In the last 20+ years, I've had nine Canon zooms in this range of focal lengths, starting with the 80-200/2.8. The IS Mk I was definitely the worst. Maybe I just had a bad copy, but I'm not the only one, as I've talked with others who had similar issues. 
The newer version seems better on all counts, greater sharpness, especially wide open, particularly at the long and short ends. There's still some light falloff in the corners, but it's noticeably less. And, it gives reasonably sharp results with my converters, especially the 2x EF III. The images are still no match for what I take with my 300, but they're usable for most everything my clients require. In my book, the Mk II is well worth the premium over the earlier model.


----------



## JoeKerslake (Mar 11, 2015)

I bit the bullet and picked up a MKII for £1200 (1800USD). Pretty excited to start using it!


----------



## Finn M (Mar 11, 2015)

jhpeterson said:


> I had a Mk I for about three years and was never really impressed. It seemed to be a little less sharp than either of the two non-IS models I'd owned previously. However, the biggest problem was light falloff throughout the zoom range, not just at the short end. I sent it back to Canon three times for a fix and and it never seemed to get better.
> I can't say I had much luck with teleconverters either. I would occasionally use it with a 1.4x EF II when I didn't want to carry my 300 and I would almost always regret my choice. And, the one time I matched it with 2x EF (II), it was such a bad fit that I don't think I got a single sharp shot.
> In the last 20+ years, I've had nine Canon zooms in this range of focal lengths, starting with the 80-200/2.8. The IS Mk I was definitely the worst. Maybe I just had a bad copy, but I'm not the only one, as I've talked with others who had similar issues.
> The newer version seems better on all counts, greater sharpness, especially wide open, particularly at the long and short ends. There's still some light falloff in the corners, but it's noticeably less. And, it gives reasonably sharp results with my converters, especially the 2x EF III. The images are still no match for what I take with my 300, but they're usable for most everything my clients require. In my book, the Mk II is well worth the premium over the earlier model.



By light falloff you mean vignetting (darker corners)?

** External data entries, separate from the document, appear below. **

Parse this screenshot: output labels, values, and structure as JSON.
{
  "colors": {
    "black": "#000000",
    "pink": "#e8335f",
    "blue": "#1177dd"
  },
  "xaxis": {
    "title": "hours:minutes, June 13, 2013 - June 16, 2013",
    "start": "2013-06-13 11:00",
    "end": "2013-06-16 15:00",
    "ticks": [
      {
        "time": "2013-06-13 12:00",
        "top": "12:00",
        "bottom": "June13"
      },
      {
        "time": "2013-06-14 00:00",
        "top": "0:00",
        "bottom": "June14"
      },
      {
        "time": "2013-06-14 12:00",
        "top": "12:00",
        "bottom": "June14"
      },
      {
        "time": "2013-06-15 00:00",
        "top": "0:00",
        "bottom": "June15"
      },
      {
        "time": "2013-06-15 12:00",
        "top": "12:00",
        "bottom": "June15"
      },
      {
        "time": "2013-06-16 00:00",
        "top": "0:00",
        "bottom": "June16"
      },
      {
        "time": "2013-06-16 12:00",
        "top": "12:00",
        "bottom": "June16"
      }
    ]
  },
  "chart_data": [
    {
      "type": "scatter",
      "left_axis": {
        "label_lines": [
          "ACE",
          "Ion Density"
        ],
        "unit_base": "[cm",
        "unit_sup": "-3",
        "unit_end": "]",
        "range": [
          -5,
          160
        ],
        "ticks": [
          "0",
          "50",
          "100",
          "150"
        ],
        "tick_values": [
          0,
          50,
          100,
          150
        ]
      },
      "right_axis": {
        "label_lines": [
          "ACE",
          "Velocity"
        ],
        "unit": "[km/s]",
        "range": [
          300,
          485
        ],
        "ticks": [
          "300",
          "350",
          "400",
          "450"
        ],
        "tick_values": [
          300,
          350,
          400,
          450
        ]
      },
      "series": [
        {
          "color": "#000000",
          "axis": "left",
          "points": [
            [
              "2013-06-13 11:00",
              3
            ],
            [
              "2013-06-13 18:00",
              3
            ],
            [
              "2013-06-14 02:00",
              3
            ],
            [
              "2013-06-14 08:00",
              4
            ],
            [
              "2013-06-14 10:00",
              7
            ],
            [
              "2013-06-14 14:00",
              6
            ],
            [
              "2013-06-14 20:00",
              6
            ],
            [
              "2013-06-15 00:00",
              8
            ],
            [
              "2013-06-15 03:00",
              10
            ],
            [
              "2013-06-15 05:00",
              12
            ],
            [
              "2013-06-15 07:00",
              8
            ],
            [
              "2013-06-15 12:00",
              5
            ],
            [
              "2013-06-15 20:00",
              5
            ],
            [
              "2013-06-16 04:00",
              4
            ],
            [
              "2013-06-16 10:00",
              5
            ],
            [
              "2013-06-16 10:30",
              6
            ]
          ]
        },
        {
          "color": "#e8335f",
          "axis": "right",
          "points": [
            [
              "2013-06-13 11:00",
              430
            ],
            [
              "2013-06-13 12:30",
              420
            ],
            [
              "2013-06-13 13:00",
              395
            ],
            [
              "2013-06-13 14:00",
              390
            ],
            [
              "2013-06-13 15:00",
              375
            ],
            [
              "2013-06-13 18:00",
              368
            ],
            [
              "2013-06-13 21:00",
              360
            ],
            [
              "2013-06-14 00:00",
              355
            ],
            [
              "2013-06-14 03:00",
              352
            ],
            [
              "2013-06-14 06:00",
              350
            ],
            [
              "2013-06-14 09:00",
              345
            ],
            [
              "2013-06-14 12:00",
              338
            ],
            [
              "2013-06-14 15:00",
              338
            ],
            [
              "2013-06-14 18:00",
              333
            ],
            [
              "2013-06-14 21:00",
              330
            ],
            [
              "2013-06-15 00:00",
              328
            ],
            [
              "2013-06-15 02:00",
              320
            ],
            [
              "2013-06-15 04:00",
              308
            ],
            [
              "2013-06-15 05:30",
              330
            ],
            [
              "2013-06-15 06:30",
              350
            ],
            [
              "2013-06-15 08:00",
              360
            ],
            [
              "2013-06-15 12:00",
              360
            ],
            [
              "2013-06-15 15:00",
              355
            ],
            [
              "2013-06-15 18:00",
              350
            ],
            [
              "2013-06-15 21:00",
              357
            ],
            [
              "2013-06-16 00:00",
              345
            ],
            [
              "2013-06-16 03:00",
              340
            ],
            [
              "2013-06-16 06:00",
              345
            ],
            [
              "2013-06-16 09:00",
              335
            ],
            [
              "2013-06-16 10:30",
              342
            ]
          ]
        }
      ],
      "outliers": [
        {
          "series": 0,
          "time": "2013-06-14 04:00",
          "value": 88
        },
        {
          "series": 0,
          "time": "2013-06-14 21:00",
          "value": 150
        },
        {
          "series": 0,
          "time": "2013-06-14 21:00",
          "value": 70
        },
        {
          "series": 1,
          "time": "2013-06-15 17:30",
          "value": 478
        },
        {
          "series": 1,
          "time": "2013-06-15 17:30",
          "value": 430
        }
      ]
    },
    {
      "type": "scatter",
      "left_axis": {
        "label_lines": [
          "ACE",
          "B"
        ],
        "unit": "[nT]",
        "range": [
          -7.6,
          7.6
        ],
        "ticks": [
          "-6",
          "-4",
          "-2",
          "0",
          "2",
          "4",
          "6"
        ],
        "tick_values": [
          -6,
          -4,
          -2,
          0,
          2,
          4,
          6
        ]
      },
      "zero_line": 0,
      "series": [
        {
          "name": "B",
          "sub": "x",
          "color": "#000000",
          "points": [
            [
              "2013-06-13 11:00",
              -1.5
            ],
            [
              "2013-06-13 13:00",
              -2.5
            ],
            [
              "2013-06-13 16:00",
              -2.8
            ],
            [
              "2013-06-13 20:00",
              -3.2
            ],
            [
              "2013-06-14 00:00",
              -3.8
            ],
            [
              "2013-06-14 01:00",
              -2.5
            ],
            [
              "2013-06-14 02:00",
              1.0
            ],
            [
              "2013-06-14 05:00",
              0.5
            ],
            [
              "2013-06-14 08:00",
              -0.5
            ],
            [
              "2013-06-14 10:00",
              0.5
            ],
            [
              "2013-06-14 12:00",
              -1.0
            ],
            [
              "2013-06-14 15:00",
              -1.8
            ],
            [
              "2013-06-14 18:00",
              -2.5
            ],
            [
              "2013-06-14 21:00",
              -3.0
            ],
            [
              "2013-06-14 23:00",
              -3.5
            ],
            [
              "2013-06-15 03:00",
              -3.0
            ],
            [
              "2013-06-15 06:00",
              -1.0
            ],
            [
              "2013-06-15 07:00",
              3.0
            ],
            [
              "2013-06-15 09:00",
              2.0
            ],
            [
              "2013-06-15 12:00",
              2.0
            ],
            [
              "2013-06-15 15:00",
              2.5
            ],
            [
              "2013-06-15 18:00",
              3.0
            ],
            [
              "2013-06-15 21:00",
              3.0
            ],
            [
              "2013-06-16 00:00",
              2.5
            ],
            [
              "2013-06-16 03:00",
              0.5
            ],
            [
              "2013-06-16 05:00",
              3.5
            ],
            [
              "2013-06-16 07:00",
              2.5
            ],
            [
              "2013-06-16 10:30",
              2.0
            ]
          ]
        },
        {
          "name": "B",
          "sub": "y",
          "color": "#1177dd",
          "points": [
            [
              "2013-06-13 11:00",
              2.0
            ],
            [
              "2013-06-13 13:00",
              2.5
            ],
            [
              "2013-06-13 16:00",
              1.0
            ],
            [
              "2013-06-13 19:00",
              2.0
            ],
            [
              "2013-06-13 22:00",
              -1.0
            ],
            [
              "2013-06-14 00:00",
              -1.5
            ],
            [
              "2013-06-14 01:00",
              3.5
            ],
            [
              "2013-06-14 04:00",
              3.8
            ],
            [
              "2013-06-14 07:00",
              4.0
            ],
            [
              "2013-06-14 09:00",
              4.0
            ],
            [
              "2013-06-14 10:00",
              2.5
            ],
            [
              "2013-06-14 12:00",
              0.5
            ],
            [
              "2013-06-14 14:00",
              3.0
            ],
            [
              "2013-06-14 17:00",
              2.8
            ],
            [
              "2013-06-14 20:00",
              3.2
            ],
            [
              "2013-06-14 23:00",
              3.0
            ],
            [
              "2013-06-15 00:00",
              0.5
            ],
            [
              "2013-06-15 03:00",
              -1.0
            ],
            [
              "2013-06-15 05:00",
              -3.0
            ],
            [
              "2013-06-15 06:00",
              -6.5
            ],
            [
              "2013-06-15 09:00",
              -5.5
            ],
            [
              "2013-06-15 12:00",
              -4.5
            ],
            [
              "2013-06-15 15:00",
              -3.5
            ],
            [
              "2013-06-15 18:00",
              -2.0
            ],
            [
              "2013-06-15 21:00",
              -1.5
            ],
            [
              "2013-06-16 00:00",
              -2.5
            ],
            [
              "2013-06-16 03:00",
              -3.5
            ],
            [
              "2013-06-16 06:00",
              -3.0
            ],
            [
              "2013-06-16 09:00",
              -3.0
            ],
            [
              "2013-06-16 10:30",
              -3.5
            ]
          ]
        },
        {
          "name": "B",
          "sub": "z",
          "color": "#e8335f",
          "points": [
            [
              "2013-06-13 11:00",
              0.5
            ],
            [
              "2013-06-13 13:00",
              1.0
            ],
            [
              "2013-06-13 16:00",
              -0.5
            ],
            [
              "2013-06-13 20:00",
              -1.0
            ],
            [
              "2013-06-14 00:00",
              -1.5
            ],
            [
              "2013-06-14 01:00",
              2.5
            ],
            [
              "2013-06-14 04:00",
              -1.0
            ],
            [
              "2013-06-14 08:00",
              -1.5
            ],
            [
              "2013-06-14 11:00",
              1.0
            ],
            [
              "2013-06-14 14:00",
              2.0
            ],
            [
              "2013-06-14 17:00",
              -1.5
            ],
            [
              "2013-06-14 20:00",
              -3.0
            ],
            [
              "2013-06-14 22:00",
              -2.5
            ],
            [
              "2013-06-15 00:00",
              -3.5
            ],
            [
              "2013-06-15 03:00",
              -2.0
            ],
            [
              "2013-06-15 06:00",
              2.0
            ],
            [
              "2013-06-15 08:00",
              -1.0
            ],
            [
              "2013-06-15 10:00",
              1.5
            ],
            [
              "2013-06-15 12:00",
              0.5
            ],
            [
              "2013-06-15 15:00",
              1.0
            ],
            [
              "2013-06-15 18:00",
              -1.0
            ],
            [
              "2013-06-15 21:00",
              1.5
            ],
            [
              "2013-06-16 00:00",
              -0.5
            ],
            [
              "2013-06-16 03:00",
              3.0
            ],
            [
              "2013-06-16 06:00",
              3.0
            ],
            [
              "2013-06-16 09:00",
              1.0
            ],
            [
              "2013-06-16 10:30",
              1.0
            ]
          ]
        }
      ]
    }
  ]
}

This is no issue even on f2,8 since the small amount is easy to auto correct in the RAW converter in Photoshop.

I have over the years had at least 6-7 different samples of the 70-200/2,8L IS in my camera bag, some just for short time, others for some longer. I have never experiences any issues with this lens. It was my big favourite inntil I bought the mk.II.
The mk.I is a very good lens, but the mk.II is outstanding. It is simply Canons sharpest zoom lens, and it outperforms almost all fixed lenses in the same range.
The difference? The mk.I has two weaknesses: soft outside the centre image on f2,8 and 200mm, and big problems with lens flare in backlit situations. The mk.II is very sharp even on f2,8 while the mk.I gains on stepping down to f4 especially on 200mm. The IS is also much better on the mk.II


----------